16细胞期爪蟾胚胎背方与腹方裂球的发育能力

THE ACQUISITION OF DEVELOPMENTAL CAPACITY OF 16 CELL STAGE ANIMAL BLASTOMERES IN XENOPUS EMBRYO

在两栖类爪蟾胚胎发育中,由受精引起的皮层转动造成了受精卵的背腹极性。为了研究受精卵细胞质的不均一分布对胚胎体轴形成的影响,我们进行了16细胞期动物极背、腹方裂球的外植和异位移植实验。16细胞期的动物极背方裂球在外植和移植到腹方位置后都表现出背方特征,如外植块培养到原肠中期时伸长,背方裂球在移植到腹方后引发第二体轴等;而16细胞期动物极腹方裂球移植到背方后其发育命运则遵循背方裂球的命运,参与背方结构的形成。我们认为在16细胞期,动物极背、腹方的裂球由于包含着不同的卵质,因而在发育能力上已经具有背、腹的差异。
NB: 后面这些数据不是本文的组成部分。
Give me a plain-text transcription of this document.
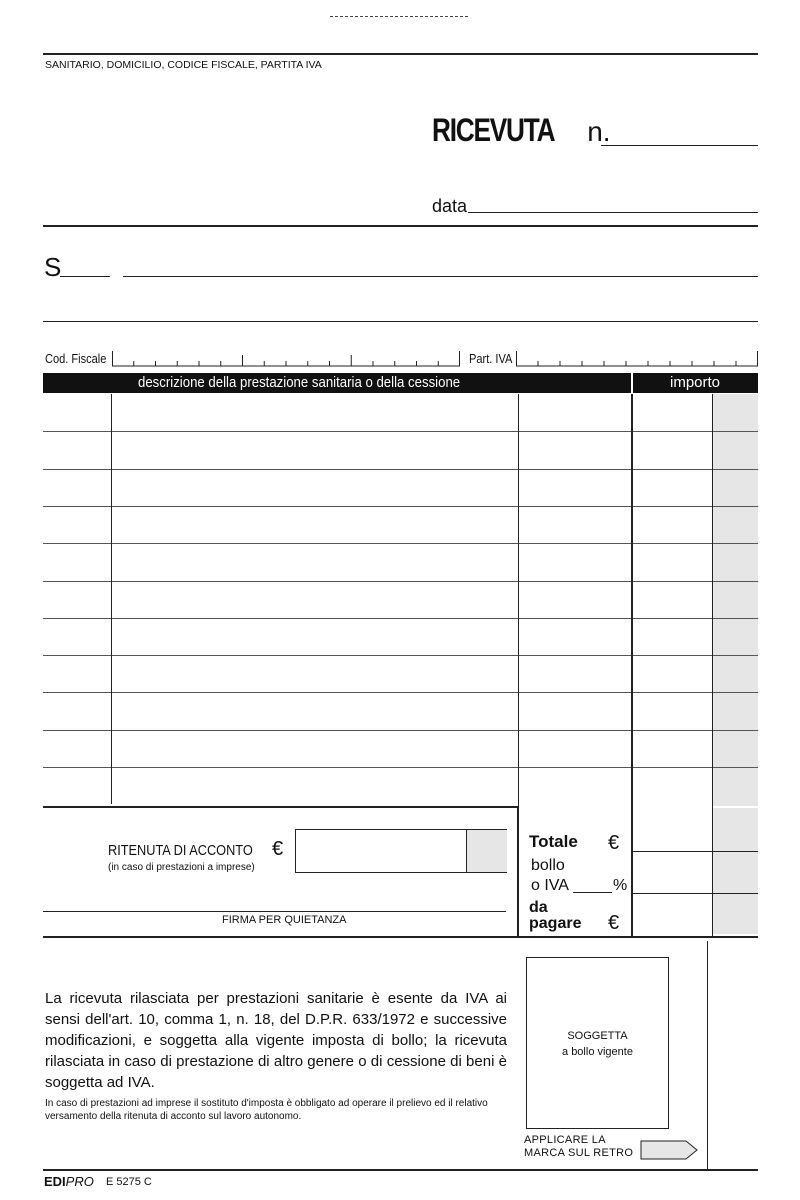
SANITARIO, DOMICILIO, CODICE FISCALE, PARTITA IVA
RICEVUTA n.
data
S
Cod. Fiscale	Part. IVA
descrizione della prestazione sanitaria o della cessione	importo
RITENUTA DI ACCONTO
(in caso di prestazioni a imprese)
€
FIRMA PER QUIETANZA
Totale €
bollo
o IVA	%
da
pagare €
La ricevuta rilasciata per prestazioni sanitarie è esente da IVA ai sensi dell'art. 10, comma 1, n. 18, del D.P.R. 633/1972 e successive modificazioni, e soggetta alla vigente imposta di bollo; la ricevuta rilasciata in caso di prestazione di altro genere o di cessione di beni è soggetta ad IVA.
In caso di prestazioni ad imprese il sostituto d'imposta è obbligato ad operare il prelievo ed il relativo versamento della ritenuta di acconto sul lavoro autonomo.
SOGGETTA
a bollo vigente
APPLICARE LA
MARCA SUL RETRO
EDIPRO E 5275 C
The establishment of the body axis in vertebrate embryogenesis is the central problem in developmental biology. In Xenopus embryos , fertilization causes the cortical rotation and initiates the cytoplasmic rearrangement, resulting in the establishment of the dorsal-ventral polarity of the body. To understand the rule involved in this process, the developmental capacity of 16-cell stage animal dorsal and ventral blastomeres was investigated by explantation and transplantation. The ex-planted animal dorsal blastomeres elongated at a time when the control embryos start gastru-lation but have no distinct mesodermal differentiation when checked at tail bud stage. The animal dorsal blastomeres gave rise to a secondary axis when transplanted to the animal ventral side of a recipient embryo and composed the major dorsal structure of the secondary axis. The animal ventral blastomeres showed no morphological features in explantation but they followed the developmental fate of dorsal blastomeres when transplanted to the dorsal side of a recipient embryo. Data shown here indicate that in 16 cell stage, the animal dorsal and ventral blastomeres already have different developmental capacity, which may be due to the acquisition of different cytoplasm component of the fertilized egg.